Where it gets awkward: whole foods are bulky to carry, the carbs are less dense per gram, and they're harder to time precisely — you can't easily say "36 grams every hour" with a banana the way you can with a measured pouch. They also carry more fiber, which can slow how fast those carbs cross into your blood — a plus at rest, a drawback when you need fuel to arrive quickly mid-effort. As the intensity climbs, chewing and digesting solid food gets harder, and a pocket full of squashed dates is messy to manage on the move. That's exactly the gap gels were invented to fill.
Where gels win
- Compact — a lot of carbs in a small, flat pouch that fits a waistband or vest pocket.
- Fast — already a smooth, easy-to-swallow consistency; no chewing mid-stride.
- Precise — a known carb count per pouch makes an hourly plan simple to dose and repeat.
The catch has traditionally been that many gels swap the real food out for processed carbs to get that convenience. It doesn't have to be a trade-off.

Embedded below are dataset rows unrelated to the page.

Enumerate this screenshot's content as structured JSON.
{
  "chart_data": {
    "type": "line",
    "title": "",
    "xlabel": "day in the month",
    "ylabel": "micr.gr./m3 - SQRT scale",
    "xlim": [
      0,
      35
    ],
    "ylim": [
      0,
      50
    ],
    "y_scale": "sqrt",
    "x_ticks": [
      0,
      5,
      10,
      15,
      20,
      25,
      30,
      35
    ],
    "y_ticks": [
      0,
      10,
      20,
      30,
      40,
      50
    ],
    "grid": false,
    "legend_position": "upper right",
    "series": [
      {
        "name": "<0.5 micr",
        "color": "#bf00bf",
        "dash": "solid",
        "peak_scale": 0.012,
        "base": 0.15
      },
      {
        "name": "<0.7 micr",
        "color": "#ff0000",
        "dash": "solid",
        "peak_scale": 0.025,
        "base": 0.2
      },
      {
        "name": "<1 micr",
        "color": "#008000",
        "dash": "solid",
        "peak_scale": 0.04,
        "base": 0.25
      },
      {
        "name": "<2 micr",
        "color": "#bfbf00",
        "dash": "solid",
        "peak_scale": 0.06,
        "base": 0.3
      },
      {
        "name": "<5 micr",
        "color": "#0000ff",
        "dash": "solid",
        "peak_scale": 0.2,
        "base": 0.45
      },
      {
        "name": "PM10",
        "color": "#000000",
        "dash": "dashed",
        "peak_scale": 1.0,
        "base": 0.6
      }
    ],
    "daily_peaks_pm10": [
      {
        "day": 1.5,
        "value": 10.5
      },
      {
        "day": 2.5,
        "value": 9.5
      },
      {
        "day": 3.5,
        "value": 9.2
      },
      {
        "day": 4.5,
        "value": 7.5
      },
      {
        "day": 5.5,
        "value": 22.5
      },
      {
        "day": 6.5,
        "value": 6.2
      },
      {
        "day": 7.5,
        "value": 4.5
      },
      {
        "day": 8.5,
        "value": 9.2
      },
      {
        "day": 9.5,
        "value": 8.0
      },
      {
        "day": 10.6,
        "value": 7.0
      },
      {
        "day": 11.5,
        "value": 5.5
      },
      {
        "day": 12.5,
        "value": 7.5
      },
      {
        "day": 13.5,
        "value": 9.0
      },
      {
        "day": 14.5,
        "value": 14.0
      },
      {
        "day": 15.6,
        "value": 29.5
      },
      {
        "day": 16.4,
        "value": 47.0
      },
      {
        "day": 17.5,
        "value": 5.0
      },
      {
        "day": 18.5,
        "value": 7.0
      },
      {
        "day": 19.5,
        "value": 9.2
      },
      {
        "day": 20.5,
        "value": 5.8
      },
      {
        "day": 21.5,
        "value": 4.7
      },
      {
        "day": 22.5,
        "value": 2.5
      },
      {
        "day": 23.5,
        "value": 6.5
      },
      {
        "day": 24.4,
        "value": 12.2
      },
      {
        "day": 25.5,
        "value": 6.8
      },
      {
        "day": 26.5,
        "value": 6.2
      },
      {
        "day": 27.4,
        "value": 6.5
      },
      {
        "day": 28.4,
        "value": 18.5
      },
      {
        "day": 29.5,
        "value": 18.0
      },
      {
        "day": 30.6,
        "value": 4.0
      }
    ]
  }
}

Real food in a gel with Hüma
Hüma exists to close that gap: real-food carbs in a gel format. Each Original and PLUS gel is 24g of carbs from brown rice syrup and cane sugar, with real fruit purees and concentrates and a little chia — whose fiber modulates carbohydrate uptake to a usable rate. It's the fuel a banana or a date is made of, in a pouch that's easy to carry, quick to take, and simple to dose at two to three per hour. There's more water in the formula than a thick, syrupy gel, so it's less concentrated going in. Runners, cyclists, and triathletes get real food that keeps up when the pace does. For how the parts compare, see what's actually in an energy gel.
Related guides
- Real food vs. maltodextrin energy gels
- How many carbs per hour for a marathon
- How to carry gels on a run
- What's actually in an energy gel?
FAQ
What are the best real-food alternatives to energy gels?
Bananas, dates, raisins, honey, and rice cakes are the classics — familiar, cheap real foods that deliver fast carbs. They work well for easier-paced long efforts. As intensity climbs, they get harder to carry, time, and digest than a gel.
Are bananas or dates good for running?
Yes, for easy to moderate efforts. A banana is soft and easy on most stomachs; a couple of dates pack dense carbs in a small bite. The trade-off is bulk and precision — they're harder to dose by the hour than a measured pouch.
Why use a gel instead of real food?
Gels are compact, already smooth and easy to swallow, and carry a known carb count, so an hourly plan is simple to dose and repeat. That matters most at higher intensity, when chewing and digesting solid food gets harder.
Can you get real food in a gel?
Yes. Hüma's carbs come from real-food sources - brown rice syrup and cane sugar with real fruit purees and concentrates and a little chia - in a pouch that's easy to carry, quick to take, and simple to dose at two to three per hour.
How much real food do you need per hour?
For most endurance athletes, roughly 30 to 60 grams of carbs per hour. That's about one to two bananas, or two to three gels. Take fuel with water and start early, before you're empty.